News broke late on Saturday evening about the scale of uncounted positive test results in England. This followed an announcement that technical problems had caused a delay in publishing cases, on the government’s website (as below).
The figures involved were first quoted as being around 12,000 - but we understand could now be as many as 20,000.
What caused the issue?
It emerged that test data had been stored on an Excel spreadsheet and over capacity had caused it to crash. Matt Hancock explained, in the House of Commons, that there had also been a problem with ‘coordination of data in the system’.
What does the missing data tell us?
Analysts have been raking through the additional data, since it was released, and a number of key points have emerged.
Many of the missing results seem to come from the North, North West, North East and Midlands. These include wider regions where a range of local lockdowns have already been put in place. Early analyses also seem to draw some strong links to universities.
Looking at the table below, of the highest number, and largest rises in cases in the UK, a correlation is clear. Manchester University, in the city, and which tops both lists, recently confirmed 824 students and 18 staff had tested positive. And Manchester Metropolitan (much in the news recently due to lockdowns), has had more than 1,700 students self-isolating in halls of residence.
Derry, which has seen the second largest rise, may be unaffected by the loss of data. But did recently open a mobile testing site on campus, due to concerns about rising cases. And Liverpool University (close to the top in both categories) had already reported 87 cases by 23 September.
Newcastle, which appears in both lists above, confirmed 770 positive tests at Northumbria University and 94 at Newcastle University. The city is, of course, already under local lockdown measures.
Areas not currently subject to lockdown in England
A ‘stand out’ in this group is Nottingham, which was not previously an area of concern. The city has shown the largest increase of any not currently subject to local lockdown.
Another place of note is Sheffield, where the highest new numbers are also found in these areas. This comes as the University of Sheffield has reported a spike of almost 500 cases - and Sheffield Hallam 370. Concern is so high there that it has now been suggested all teaching is delivered online.
The worst hit part of the city appears to be Endcliffe and Ranmoor. This is a suburb which contains large numbers of purpose built student accommodation blocks.
Away from the North, but again in the top three, Exeter’s cases also follow this pattern - with cases directly centred around the city’s university.
Did increased testing crash the system?
It’s interesting to note that Liverpool, Nottingham and Exeter (along with Oxford,, Falmouth, Cardiff, Birmingham and East Anglia) are all running their own testing programmes. And so may be picking up quite a few asymptomatic test results. But this, in combination with on site services outsourced to a range of different private providers, certainly provides a fractured picture.
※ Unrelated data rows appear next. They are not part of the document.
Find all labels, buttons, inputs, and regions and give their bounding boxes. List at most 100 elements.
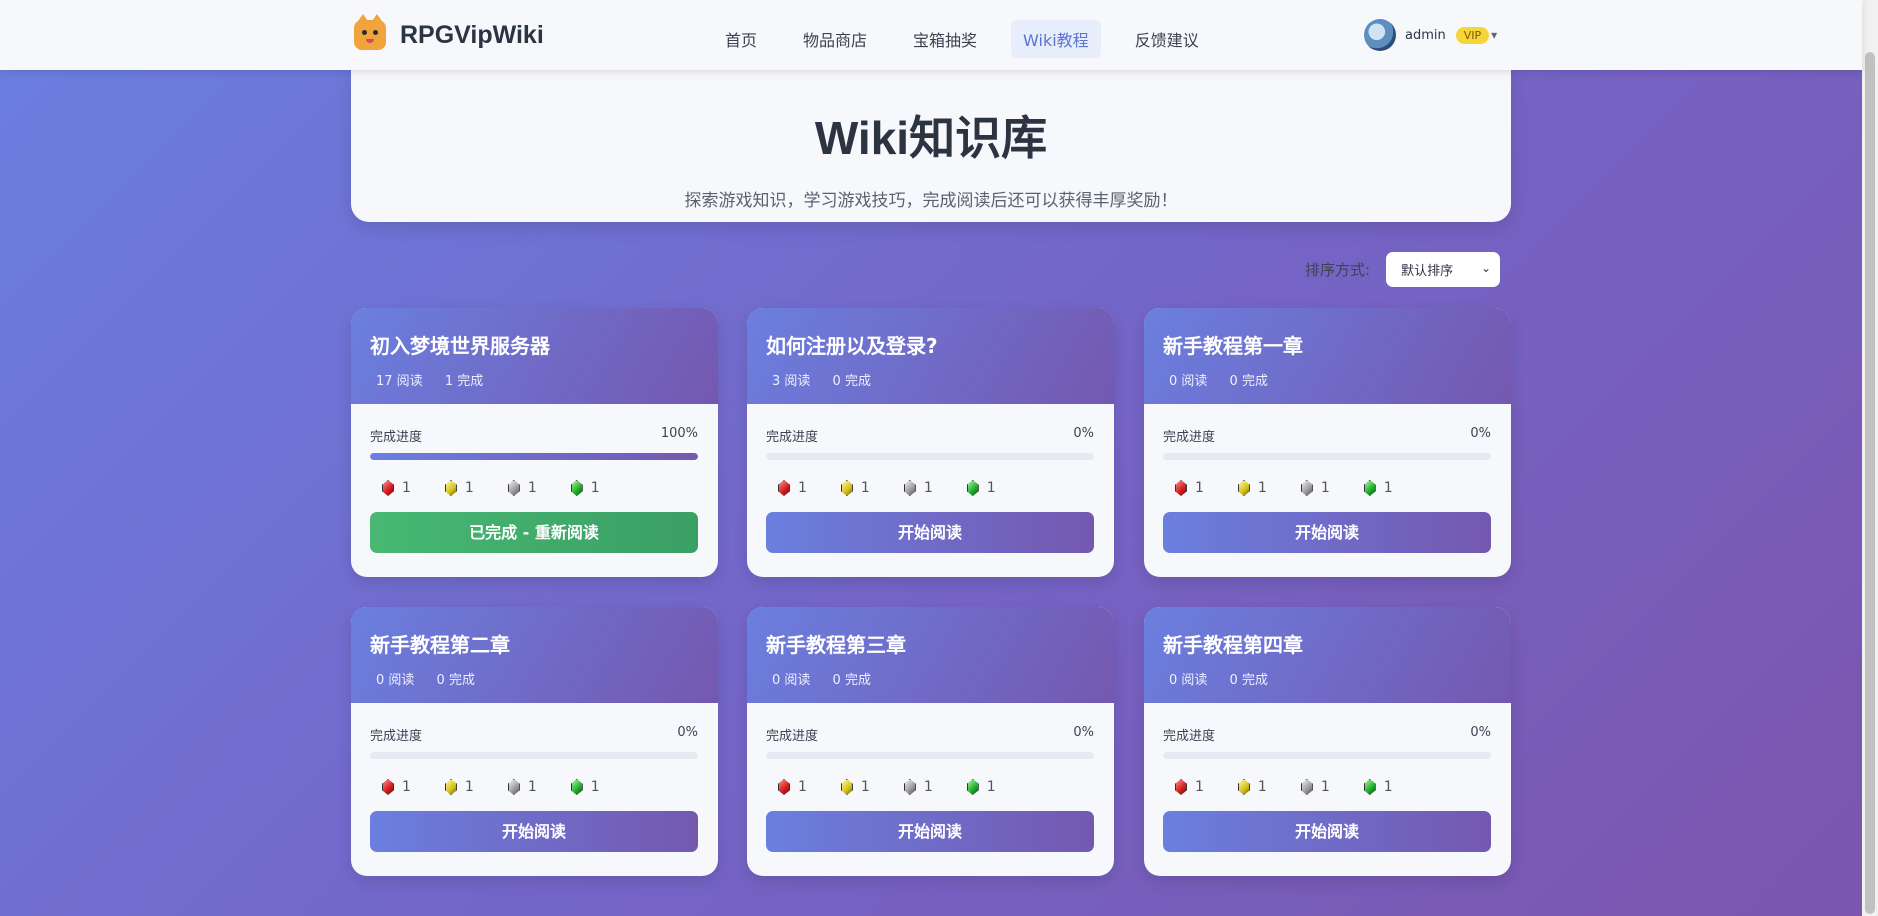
read-count: 0 阅读 — [772, 673, 811, 688]
card-header: 如何注册以及登录? 3 阅读 0 完成 — [747, 308, 1114, 404]
green-gem-icon — [966, 480, 979, 496]
complete-count: 1 完成 — [444, 374, 484, 389]
progress-label: 完成进度 — [1163, 729, 1216, 744]
reward-item: 1 — [1300, 480, 1330, 496]
wiki-card: 新手教程第一章 0 阅读 0 完成 完成进度 0% 1 1 1 1 开始阅读 — [1144, 308, 1511, 577]
yellow-gem-icon — [444, 779, 457, 795]
scrollbar-thumb[interactable] — [1865, 52, 1875, 914]
reward-count: 1 — [798, 480, 807, 496]
reward-count: 1 — [590, 779, 600, 795]
page-subtitle: 探索游戏知识，学习游戏技巧，完成阅读后还可以获得丰厚奖励！ — [684, 191, 1178, 211]
complete-count: 0 完成 — [1229, 673, 1268, 688]
reward-count: 1 — [402, 779, 411, 795]
start-reading-button[interactable]: 开始阅读 — [1163, 512, 1491, 553]
read-count: 0 阅读 — [1169, 374, 1208, 389]
progress-label: 完成进度 — [370, 729, 423, 744]
yellow-gem-icon — [1237, 480, 1250, 496]
brand-name: RPGVipWiki — [400, 20, 544, 49]
green-gem-icon — [570, 480, 583, 496]
reward-item: 1 — [1363, 480, 1393, 496]
reward-item: 1 — [1300, 779, 1330, 795]
reward-count: 1 — [527, 779, 537, 795]
complete-count: 0 完成 — [436, 673, 475, 688]
reward-list: 1 1 1 1 — [351, 759, 718, 795]
progress-bar — [766, 453, 1094, 460]
nav-item-shop[interactable]: 物品商店 — [791, 20, 879, 58]
green-gem-icon — [966, 779, 979, 795]
progress-row: 完成进度 0% — [747, 703, 1114, 744]
reward-count: 1 — [1195, 480, 1204, 496]
reward-count: 1 — [402, 480, 411, 496]
reward-item: 1 — [1237, 480, 1267, 496]
progress-label: 完成进度 — [370, 430, 423, 445]
yellow-gem-icon — [840, 779, 853, 795]
card-stats: 3 阅读 0 完成 — [766, 370, 1095, 389]
start-reading-button[interactable]: 开始阅读 — [766, 512, 1094, 553]
reward-count: 1 — [923, 480, 933, 496]
card-title: 初入梦境世界服务器 — [370, 334, 550, 358]
reward-count: 1 — [527, 480, 537, 496]
reward-list: 1 1 1 1 — [1144, 460, 1511, 496]
gray-gem-icon — [507, 779, 520, 795]
card-stats: 0 阅读 0 完成 — [766, 669, 1095, 688]
card-stats: 0 阅读 0 完成 — [370, 669, 699, 688]
card-header: 初入梦境世界服务器 17 阅读 1 完成 — [351, 308, 718, 404]
reward-item: 1 — [966, 480, 996, 496]
reward-item: 1 — [903, 779, 933, 795]
card-title: 新手教程第二章 — [370, 633, 510, 657]
nav-item-wiki[interactable]: Wiki教程 — [1011, 20, 1101, 58]
user-menu[interactable]: admin VIP ▾ — [1364, 19, 1497, 51]
reward-item: 1 — [570, 480, 600, 496]
progress-percent: 100% — [660, 426, 698, 441]
complete-count: 0 完成 — [832, 374, 871, 389]
reward-count: 1 — [860, 779, 870, 795]
hero-panel: Wiki知识库 探索游戏知识，学习游戏技巧，完成阅读后还可以获得丰厚奖励！ — [351, 70, 1511, 222]
card-header: 新手教程第四章 0 阅读 0 完成 — [1144, 607, 1511, 703]
reward-count: 1 — [1320, 480, 1330, 496]
sort-selected-value: 默认排序 — [1401, 264, 1454, 279]
sort-select[interactable]: 默认排序 ⌄ — [1386, 252, 1501, 287]
wiki-card: 如何注册以及登录? 3 阅读 0 完成 完成进度 0% 1 1 1 1 开始阅读 — [747, 308, 1114, 577]
red-gem-icon — [1175, 779, 1187, 795]
progress-row: 完成进度 0% — [1144, 703, 1511, 744]
reread-button[interactable]: 已完成 - 重新阅读 — [370, 512, 698, 553]
card-stats: 0 阅读 0 完成 — [1163, 669, 1492, 688]
progress-label: 完成进度 — [766, 729, 819, 744]
reward-list: 1 1 1 1 — [351, 460, 718, 496]
brand[interactable]: RPGVipWiki — [354, 14, 544, 50]
progress-row: 完成进度 100% — [351, 404, 718, 445]
start-reading-button[interactable]: 开始阅读 — [1163, 811, 1491, 852]
gray-gem-icon — [507, 480, 520, 496]
avatar[interactable] — [1364, 19, 1396, 51]
reward-item: 1 — [444, 480, 474, 496]
wiki-card: 新手教程第四章 0 阅读 0 完成 完成进度 0% 1 1 1 1 开始阅读 — [1144, 607, 1511, 876]
reward-item: 1 — [1363, 779, 1393, 795]
reward-item: 1 — [778, 480, 807, 496]
progress-percent: 0% — [677, 725, 698, 740]
main-nav: 首页 物品商店 宝箱抽奖 Wiki教程 反馈建议 — [713, 20, 1233, 58]
red-gem-icon — [778, 779, 790, 795]
reward-item: 1 — [840, 779, 870, 795]
card-header: 新手教程第二章 0 阅读 0 完成 — [351, 607, 718, 703]
nav-item-lottery[interactable]: 宝箱抽奖 — [901, 20, 989, 58]
nav-item-home[interactable]: 首页 — [713, 20, 769, 58]
reward-count: 1 — [1383, 480, 1393, 496]
start-reading-button[interactable]: 开始阅读 — [766, 811, 1094, 852]
reward-count: 1 — [860, 480, 870, 496]
reward-count: 1 — [1195, 779, 1204, 795]
progress-bar — [370, 752, 698, 759]
complete-count: 0 完成 — [832, 673, 871, 688]
reward-count: 1 — [923, 779, 933, 795]
reward-count: 1 — [1257, 779, 1267, 795]
progress-label: 完成进度 — [766, 430, 819, 445]
progress-bar — [1163, 453, 1491, 460]
page-scrollbar[interactable] — [1862, 0, 1878, 916]
chevron-down-icon[interactable]: ▾ — [1491, 28, 1497, 42]
nav-item-feedback[interactable]: 反馈建议 — [1123, 20, 1211, 58]
start-reading-button[interactable]: 开始阅读 — [370, 811, 698, 852]
progress-row: 完成进度 0% — [1144, 404, 1511, 445]
reward-item: 1 — [382, 779, 411, 795]
reward-count: 1 — [464, 779, 474, 795]
progress-percent: 0% — [1073, 725, 1094, 740]
yellow-gem-icon — [840, 480, 853, 496]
Perhaps the pressure of all the additional testing, coupled with a complex set up has contributed to the problem.
There could also be cross-over with testing delays and backlogs more broadly in these areas. And a degree of catch up taking place. Certainly there is worrying activity beyond university cities and student areas, which also needs to be looked into.
What is clear is that the systems uncovered at the centre of this crisis don’t provide confidence in current data credibility. And government policy on encouraging students back to campus, as well as the outsourcing of contracts hasn’t helped.
The upcoming days will uncover more about what is behind these system failures. And how much has been caused by creating university related ‘hotspots’. What does already seem clear is how creaky our current test and trace programme really is right now. Which is worrying as we head into what could be a very difficult winter.